'Imperium' - Seiten 181 - Ende

  • Wie dir scheint es den meisten Teilnehmern der LR zu ergehen, aber diesen Eindruck kann ich überhaupt nicht teilen. Die eigentliche Geschichte ist auserzählt, nachdem Lützow verunfallt und der Mordanschlag auf Engelhardt gescheitert ist. Hätte Kracht alles weitere noch ausgewalzt, wäre es zwangsläufig langweilig geworden. Um dies zu vermeiden, den Leser aber nicht abrupt im Regen stehen zu lassen, hat er in einem zügigen Abriss geschildert, was aus den Protagonisten wurde - nur hat er darauf verzichtet, diesen Abschnitt mit "Epilog" zu übertiteln. Was an seiner Funktion nichts ändert. Dieses "Abschlachten" vollzieht sich durchaus über einen längeren Zeitraum, wird nur naturgemäß (im Sinne eines Epilogs") komprimiert. Für mich stehen auch hier wieder die einzelnen Figuren für das Große und Ganze, das Imperium, weshalb sie so und nicht anders enden müssen.

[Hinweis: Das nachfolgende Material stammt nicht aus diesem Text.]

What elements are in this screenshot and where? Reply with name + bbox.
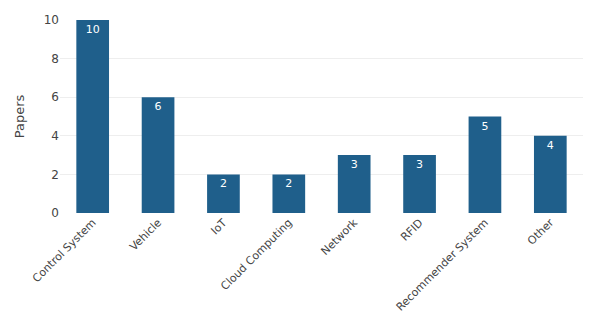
- svg-text:Recommender System: Recommender System: [394, 216, 491, 313]
- svg-text:Other: Other: [525, 216, 557, 248]
- svg-text:0: 0: [51, 206, 59, 220]
- svg-text:4: 4: [51, 129, 59, 143]
- svg-text:6: 6: [51, 90, 59, 104]
- svg-text:2: 2: [220, 177, 227, 190]
- svg-text:3: 3: [416, 158, 423, 171]
- svg-text:8: 8: [51, 52, 59, 66]
- svg-text:2: 2: [285, 177, 292, 190]
- svg-text:3: 3: [351, 158, 358, 171]
- svg-text:Papers: Papers: [12, 94, 27, 138]
- svg-text:5: 5: [481, 120, 488, 133]
- svg-text:10: 10: [44, 13, 59, 27]
- svg-text:6: 6: [155, 100, 162, 113]
- svg-text:4: 4: [547, 139, 554, 152]
- svg-text:RFID: RFID: [398, 216, 425, 243]
- svg-text:Vehicle: Vehicle: [127, 216, 164, 253]
- svg-text:2: 2: [51, 168, 59, 182]
- svg-text:Network: Network: [319, 216, 361, 258]
- svg-text:Cloud Computing: Cloud Computing: [218, 216, 295, 293]
- svg-text:Control System: Control System: [30, 216, 99, 285]
- svg-text:10: 10: [86, 23, 100, 36]
- svg-text:IoT: IoT: [208, 216, 229, 237]
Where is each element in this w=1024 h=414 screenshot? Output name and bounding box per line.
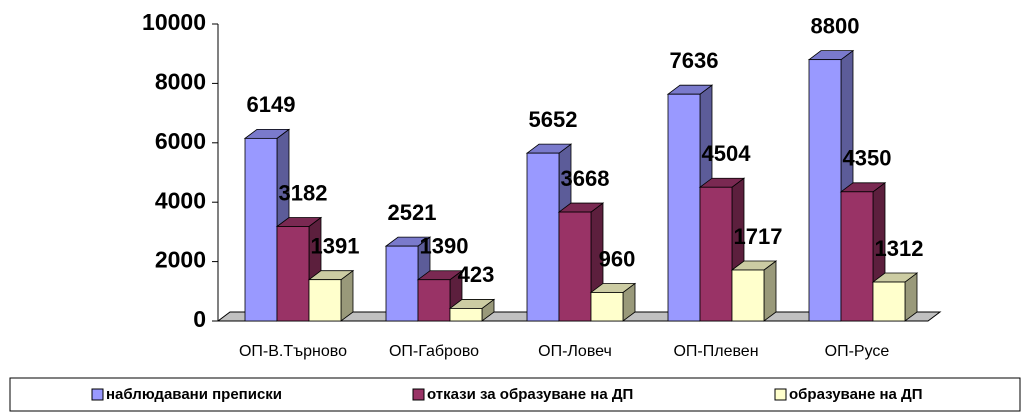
bar-front (590, 292, 624, 322)
value-label: 423 (458, 262, 495, 287)
bar-front (699, 186, 733, 322)
bar-front (667, 93, 701, 322)
bar-front (417, 279, 451, 322)
bar-side (763, 260, 777, 322)
y-tick-label: 10000 (142, 9, 206, 35)
value-label: 3182 (279, 180, 328, 205)
bar (589, 282, 637, 322)
legend-label: наблюдавани преписки (106, 386, 282, 403)
bar-front (276, 226, 310, 322)
y-tick-label: 8000 (155, 68, 206, 94)
value-label: 4504 (702, 141, 752, 166)
bar-front (449, 308, 483, 322)
legend-swatch (412, 388, 425, 401)
bar-front (244, 137, 278, 322)
value-label: 8800 (811, 13, 860, 38)
value-label: 5652 (529, 107, 578, 132)
value-label: 2521 (388, 200, 437, 225)
y-tick-label: 2000 (155, 247, 206, 273)
bar-front (385, 245, 419, 322)
bar-front (558, 211, 592, 322)
x-tick-label: ОП-Габрово (389, 343, 479, 360)
value-label: 1390 (420, 234, 469, 259)
y-tick-label: 4000 (155, 187, 206, 213)
value-label: 7636 (670, 48, 719, 73)
value-label: 960 (599, 246, 636, 271)
value-label: 1717 (734, 224, 783, 249)
bar-front (308, 279, 342, 322)
bar (871, 272, 919, 322)
x-tick-label: ОП-Русе (825, 343, 890, 360)
bar-front (526, 152, 560, 322)
legend-label: образуване на ДП (789, 386, 923, 403)
value-label: 4350 (843, 146, 892, 171)
x-tick-label: ОП-Ловеч (538, 343, 612, 360)
value-label: 1312 (875, 236, 924, 261)
value-label: 3668 (561, 166, 610, 191)
bar-front (731, 269, 765, 322)
bar (730, 260, 778, 322)
bar (448, 298, 496, 322)
bar-front (808, 59, 842, 322)
bar (307, 269, 355, 322)
bar-front (872, 281, 906, 322)
value-label: 1391 (311, 233, 360, 258)
bar-front (840, 191, 874, 322)
x-tick-label: ОП-В.Търново (239, 343, 347, 360)
y-tick-label: 6000 (155, 128, 206, 154)
value-label: 6149 (247, 92, 296, 117)
legend-box (9, 377, 1021, 412)
x-tick-label: ОП-Плевен (673, 343, 758, 360)
legend-swatch (774, 388, 787, 401)
legend-label: откази за образуване на ДП (427, 386, 633, 403)
legend-swatch (91, 388, 104, 401)
y-tick-label: 0 (193, 306, 206, 332)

    Vielleicht ist das tatsächlich der Grund, warum ich mit diesem letzten Teil des Buches so schwer getan habe bzw. es so wie Clare empfunden habe.
    Ich hatte tatsächlich eine andere Erwartung an dieses letzte Viertel. Wobei ich rückblickend jetzt auch gar nicht mehr sagen kann, was es für mich gebraucht hätte, um die Geschichte zu einem "runderen Ende" zu führen. Jedenfalls passt für mich die Überschrift "Epilog" zu diesem Teil sehr gut. Und in mehr als guter Erinnerung an dieses Buch, werde ich Krachts Sprache und den Stil behalten, die mich wirklich begeistert hat. Ich habe das Buch gerade deswegen sehr gerne mit euch zusammen gelesen.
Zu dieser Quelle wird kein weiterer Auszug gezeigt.